Question

I was hoping that you could offer me some advice/guidelines for implementing my first app for handhelds.

I want to track movement, store it in a database and then allow users to see the track in Google Maps.

Since the app is for both Android and Ios I thought that I would make it browser-based.

Since it displays a (constantly growing) track, it requires a polyline on the Google map and may a few annotations.

My question is where to generate the Google Map. Since i have the data on my server, I can either send all points of the polyline back to the handheld and have it generate the Google Map. Or, I could generate the Google Map on the server, which has much more processing power, and send that back to the handheld.

Do you have any advice?

I notice that there is a Gogole Maps API for android, which implies that I would different code for the Ios version(?).

Was it helpful?

Solution 2

IMHO you should go Native, then:

Use Google Maps SDK for Android version 2 (https://developers.google.com/maps/documentation/android/) and its iOS analog (https://developers.google.com/maps/documentation/ios/), that way you will have the same Maps with the same objects and a similar if not equal API (same properties, methods, etc.).

As an example, note the BIG similarities in the Polyline object:

Android: https://developers.google.com/maps/documentation/android/reference/com/google/android/gms/maps/model/Polyline

iOS: https://developers.google.com/maps/documentation/ios/reference/interface_g_m_s_polyline

Pick a way to persist the geo data on the device (JSON strings, NSArray and NSDictionary types can be stored in Files with writeToFile or CoreData on iOS or in Files or SQLite on Android. You can even persist serialized Objects and/or collections of Objects.

To persist the App data on the Server, you can use Google DataStore and Maps Engine (http://www.google.com/enterprise/mapsearth/products/mapsengine.html) or Kii Cloud (http://www.kii.com/en/technology/kiicloud/data).

I'm building a travel app and I will use this lineup of SDKs and Services along with other Google Cloud Platform products.

Good luck!

OTHER TIPS

There are a few options here... basically you mentioned both.

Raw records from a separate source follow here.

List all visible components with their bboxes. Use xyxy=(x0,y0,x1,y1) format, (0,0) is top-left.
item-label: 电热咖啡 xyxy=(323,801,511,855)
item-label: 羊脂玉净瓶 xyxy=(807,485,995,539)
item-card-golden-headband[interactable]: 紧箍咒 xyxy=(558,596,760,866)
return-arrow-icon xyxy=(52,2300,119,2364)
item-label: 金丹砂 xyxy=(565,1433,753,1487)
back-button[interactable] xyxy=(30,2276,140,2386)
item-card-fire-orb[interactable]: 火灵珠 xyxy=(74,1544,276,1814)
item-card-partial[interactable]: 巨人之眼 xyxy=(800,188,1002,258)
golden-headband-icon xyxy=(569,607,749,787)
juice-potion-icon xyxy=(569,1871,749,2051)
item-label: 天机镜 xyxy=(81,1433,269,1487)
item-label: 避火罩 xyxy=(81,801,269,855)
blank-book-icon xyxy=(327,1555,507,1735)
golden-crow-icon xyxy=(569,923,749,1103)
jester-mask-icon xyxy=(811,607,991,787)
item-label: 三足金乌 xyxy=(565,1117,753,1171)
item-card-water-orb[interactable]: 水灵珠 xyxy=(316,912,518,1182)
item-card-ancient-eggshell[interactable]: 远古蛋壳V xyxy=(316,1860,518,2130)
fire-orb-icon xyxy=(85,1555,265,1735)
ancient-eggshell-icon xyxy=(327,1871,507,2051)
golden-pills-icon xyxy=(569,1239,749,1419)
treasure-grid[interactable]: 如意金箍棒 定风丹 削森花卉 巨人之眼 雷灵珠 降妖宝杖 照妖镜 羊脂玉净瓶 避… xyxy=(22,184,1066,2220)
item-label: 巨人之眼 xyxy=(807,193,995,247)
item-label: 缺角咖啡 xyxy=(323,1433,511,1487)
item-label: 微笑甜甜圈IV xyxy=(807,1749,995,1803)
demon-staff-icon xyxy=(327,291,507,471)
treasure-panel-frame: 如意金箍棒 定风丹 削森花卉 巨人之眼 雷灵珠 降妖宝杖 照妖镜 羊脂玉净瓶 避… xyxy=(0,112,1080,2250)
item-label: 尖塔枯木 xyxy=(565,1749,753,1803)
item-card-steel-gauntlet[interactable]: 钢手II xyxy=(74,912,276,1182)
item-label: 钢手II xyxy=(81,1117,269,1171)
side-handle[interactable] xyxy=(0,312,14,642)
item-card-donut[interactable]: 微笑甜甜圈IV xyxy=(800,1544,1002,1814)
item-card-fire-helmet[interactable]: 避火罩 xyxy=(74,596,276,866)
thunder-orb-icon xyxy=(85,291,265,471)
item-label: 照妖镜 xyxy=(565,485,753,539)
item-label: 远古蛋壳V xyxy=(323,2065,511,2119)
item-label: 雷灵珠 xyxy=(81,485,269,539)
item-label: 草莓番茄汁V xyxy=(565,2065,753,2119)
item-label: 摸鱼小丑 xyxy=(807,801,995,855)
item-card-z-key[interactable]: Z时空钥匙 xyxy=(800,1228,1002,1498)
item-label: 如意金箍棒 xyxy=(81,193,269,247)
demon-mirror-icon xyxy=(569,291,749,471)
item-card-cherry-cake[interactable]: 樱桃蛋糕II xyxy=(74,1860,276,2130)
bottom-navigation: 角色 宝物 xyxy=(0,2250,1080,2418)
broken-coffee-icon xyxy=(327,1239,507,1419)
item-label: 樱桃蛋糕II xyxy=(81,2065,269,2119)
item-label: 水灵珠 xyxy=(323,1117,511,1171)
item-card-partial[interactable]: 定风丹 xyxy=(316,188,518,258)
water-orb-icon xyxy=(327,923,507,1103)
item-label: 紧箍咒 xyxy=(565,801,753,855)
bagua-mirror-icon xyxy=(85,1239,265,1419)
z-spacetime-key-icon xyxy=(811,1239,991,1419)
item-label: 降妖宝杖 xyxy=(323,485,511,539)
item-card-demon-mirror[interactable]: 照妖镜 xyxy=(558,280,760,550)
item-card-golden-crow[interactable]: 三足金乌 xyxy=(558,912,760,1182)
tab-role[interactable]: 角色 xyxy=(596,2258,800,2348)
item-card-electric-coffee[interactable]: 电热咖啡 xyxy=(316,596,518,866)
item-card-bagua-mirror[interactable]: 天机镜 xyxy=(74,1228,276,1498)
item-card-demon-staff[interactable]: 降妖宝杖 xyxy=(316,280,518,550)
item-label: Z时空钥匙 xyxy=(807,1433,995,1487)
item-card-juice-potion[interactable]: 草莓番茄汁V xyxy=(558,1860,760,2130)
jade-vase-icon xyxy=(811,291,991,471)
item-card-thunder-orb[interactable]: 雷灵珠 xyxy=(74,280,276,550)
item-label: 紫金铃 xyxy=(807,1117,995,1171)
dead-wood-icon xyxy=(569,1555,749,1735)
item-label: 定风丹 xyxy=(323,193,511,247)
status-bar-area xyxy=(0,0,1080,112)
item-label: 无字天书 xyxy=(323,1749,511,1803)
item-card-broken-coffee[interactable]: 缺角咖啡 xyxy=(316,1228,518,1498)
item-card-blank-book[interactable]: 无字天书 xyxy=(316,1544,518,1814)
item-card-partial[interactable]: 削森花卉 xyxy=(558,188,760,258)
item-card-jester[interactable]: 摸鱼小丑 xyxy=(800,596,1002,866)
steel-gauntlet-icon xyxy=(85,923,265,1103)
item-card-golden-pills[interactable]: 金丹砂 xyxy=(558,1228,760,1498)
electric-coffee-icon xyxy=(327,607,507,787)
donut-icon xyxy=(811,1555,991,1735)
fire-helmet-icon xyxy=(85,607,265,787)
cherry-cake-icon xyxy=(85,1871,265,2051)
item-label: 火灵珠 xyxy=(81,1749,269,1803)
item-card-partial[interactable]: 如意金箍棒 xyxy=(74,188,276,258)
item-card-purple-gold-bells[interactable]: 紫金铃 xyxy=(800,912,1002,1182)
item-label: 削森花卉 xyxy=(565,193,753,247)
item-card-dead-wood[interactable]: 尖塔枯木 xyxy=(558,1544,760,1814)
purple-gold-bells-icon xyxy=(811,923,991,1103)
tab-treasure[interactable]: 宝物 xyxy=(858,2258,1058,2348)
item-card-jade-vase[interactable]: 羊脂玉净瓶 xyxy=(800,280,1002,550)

1.) Render the google map and then use javascript or the google web api to draw a polyline on it. That seems like what you want to do, but I've never done that before. To render the google map look up the api on google.com -- If I remember correctly its just some params you pass in the url to google maps. You can choose from one of two ways to embed.

2.) Use the maps SDK on the device, have the page query the polyline and draw it. I have done this before and it will likely look nicer than a web page, but you'd have to have independent implementations for each of Android and iOS.

Out of the two, option 2 will look nicer since it will be rendered native, but it will require more work. In the first case, the server actually does not have to render the google maps, google will do that for you, but it will be difficult to get annotations and the polyline drawn nicely since your ability to draw on that map would likely have to go through some google api. If it were me, I'd go with option 2, it will look better in the end and you'll have more control over the UI.